Joseph HAYDN (1732-1809)
Symphonie n°43 Mercury (1771)
Symphonie n° 49 La Passione (1768)
Tafelmusik :
Violons I : Rachel Podger, Patricia Ahern, Valerie Gordon, Julia Wedman, Cristina Zacharias
Violons II : Johanna Novom, Louella Alatiit, Geneviène Gilardeau, Elizabeth Loewen Andrews, Christopher Verrette
Altos : Brandon Chui, Patrick G. Jordan, Shannon Knights
Violoncelles : Keiran Campbell, Margaret gay, Michael Unterman
Contrebasse : Pippa Macmillan
Hautbois : John Abberger, Marco Cera
Basson : Dominic Teresi
Cors : Pierre-Antoine Tremblay, Micajah Sturgess
Clavecin : Charlotte Nediger
Rachel Podger, direction
1 CD digipack, Tafelmusik Media, 2024, 52′
Joseph Haydn, Symphonies n° 43 & 49 ! Pourquoi Joseph Haydn ? Et pourquoi ces symphonies, non pas œuvres de jeunesses aux sonorités baroques encore sensibles, mais bien partitions matures, du milieu des quelques cent-huit symphonies que le classique viennois nous laissa en héritage, consacrant le genre à défaut de l’inventer (souvenons-nous avant lui de Georg Matthias Monn, 1717-1750, ou des nombreuses ouvertures symphoniques ayant précédées Joseph Haydn) ? Comme les lecteurs s’en sont aperçus, franchissant le pas des Harnoncourt, Rousset, Hogwood, Niquet ou encore les passionnantes réalisations du Palazetto Bru Zane, nous avons peu à peu élargi nos frontières pour accompagner les incursions post-baroques et classiques des orchestres sur instruments d’époque. De Papa Haydn, l’on avait il y a peu commenté l’extrêmement recommandable intégrale des Trios avec flûte, par Les Curiosités Esthétiques et Jean-Pierre Pinet (En Phases, 2024).

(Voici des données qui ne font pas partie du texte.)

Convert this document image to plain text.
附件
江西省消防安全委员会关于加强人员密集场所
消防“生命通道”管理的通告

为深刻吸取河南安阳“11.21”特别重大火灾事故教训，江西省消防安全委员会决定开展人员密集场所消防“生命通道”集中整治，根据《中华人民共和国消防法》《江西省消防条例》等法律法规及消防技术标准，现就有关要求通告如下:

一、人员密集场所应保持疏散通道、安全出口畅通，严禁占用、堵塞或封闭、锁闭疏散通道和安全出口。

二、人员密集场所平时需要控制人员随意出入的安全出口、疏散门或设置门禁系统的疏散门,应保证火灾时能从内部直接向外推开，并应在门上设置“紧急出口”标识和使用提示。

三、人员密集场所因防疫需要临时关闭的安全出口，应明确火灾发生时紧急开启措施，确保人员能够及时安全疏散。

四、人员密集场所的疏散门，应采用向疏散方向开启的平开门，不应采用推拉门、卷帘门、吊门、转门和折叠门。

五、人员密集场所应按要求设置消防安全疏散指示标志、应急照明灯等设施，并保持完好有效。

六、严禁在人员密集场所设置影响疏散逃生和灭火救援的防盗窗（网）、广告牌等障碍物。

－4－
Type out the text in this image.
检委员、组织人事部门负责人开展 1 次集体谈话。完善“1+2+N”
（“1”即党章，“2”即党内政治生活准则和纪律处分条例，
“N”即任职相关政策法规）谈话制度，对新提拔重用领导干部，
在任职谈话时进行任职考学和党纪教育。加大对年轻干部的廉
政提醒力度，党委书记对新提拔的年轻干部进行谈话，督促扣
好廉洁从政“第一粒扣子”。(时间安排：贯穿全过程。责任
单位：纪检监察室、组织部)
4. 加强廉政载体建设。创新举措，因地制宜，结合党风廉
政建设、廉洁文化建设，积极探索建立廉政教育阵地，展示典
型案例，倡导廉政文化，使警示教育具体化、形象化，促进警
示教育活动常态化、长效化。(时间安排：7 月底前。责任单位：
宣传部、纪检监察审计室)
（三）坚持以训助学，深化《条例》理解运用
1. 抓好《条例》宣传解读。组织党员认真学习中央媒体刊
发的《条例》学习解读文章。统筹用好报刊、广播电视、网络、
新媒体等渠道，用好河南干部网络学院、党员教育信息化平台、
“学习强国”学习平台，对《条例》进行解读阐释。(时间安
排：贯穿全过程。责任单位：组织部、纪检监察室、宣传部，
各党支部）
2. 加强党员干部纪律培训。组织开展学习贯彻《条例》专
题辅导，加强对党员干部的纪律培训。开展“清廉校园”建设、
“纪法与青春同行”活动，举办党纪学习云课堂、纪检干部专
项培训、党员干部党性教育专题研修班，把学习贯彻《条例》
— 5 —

Avouons-le, si nous nous penchons avec intérêt sur cet enregistrement ci, au-delà d’un goût nous l’espérons pardonnable pour la musique de Joseph Haydn, c’est bien parce que la violoniste Rachel Podger en tant que cheffe invitée de Tafelmusik, livre une lecture à la fois équilibrée et renouvelée de ses symphonies, dans le presque respect des effectifs d’origine de la création de l’œuvre. Si en cela la Symphonie n° 49 respecte scrupuleusement la consigne (2 hautbois, 1 basson, 2 cors), l’on déplorera la petite incartade pour la n°43, initialement composée pour 2 bassons et qui sera jouée avec un seul sur le présent enregistrement. Qu’importe ! Sous sa férule vive et animée, la violiste redonne à ces deux œuvres leur vocation d’origine, de symphonies « de chambre », de divertissements. Un aspect particulièrement sensible pour la Symphonie n°43, en cela très typique de la production de Haydn au tournant des années 1760.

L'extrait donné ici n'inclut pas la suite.